The strategy development phase
If we continue to work together, I will collaborate with your personnel to identify if the system is designed to provide the right signals for analysis. If not, then our first order of business will be to set out a plan to build that functionality into the system. While that’s happening, we will also address what we can reasonably test versus what we wish we could test but we can’t, whether it’s due to data access, instrumentation, or that the industry does not have the knowledge necessary to testing that signal. I will then draft a strategy for testing the system and work with you to finalize it.

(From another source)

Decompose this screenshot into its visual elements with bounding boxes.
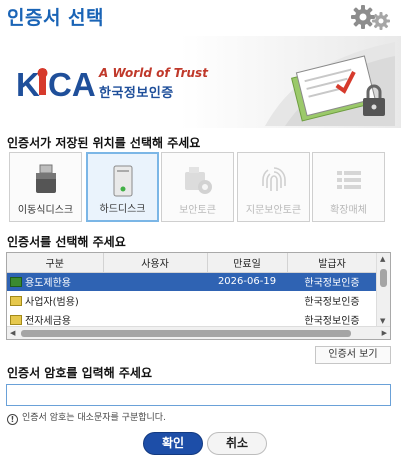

Recommendations and debrief
After the strategy has been developed, I will provide you with a list of prioritized recommendations based upon my finding. We will discuss how you plan to implement them and whether you feel you need to put me on retainer to address questions as they arise.
What’s Included
- System Testing Analysis Report
- A testing strategy document that outlines the plan, goals, and requirements for testing the system
- Recommendations implementing tests and continuous monitoring
- A presentation to your leadership (additional fees for traveling to location)
Pricing
Pricing will be set based on the scope of the project. There is a $20,000 minimum for the full project, plus travel expenses, to ensure I have enough time for all three phases (even for small projects). Larger projects may increase in cost up to $60,000 or higher. System complexity, scale, and the criticality of safety within its usage will factor heavily into the cost structure. No matter the size of the project, you will receive a thorough analysis of your system and the recommendations for how to navigate tradeoffs between safety and value.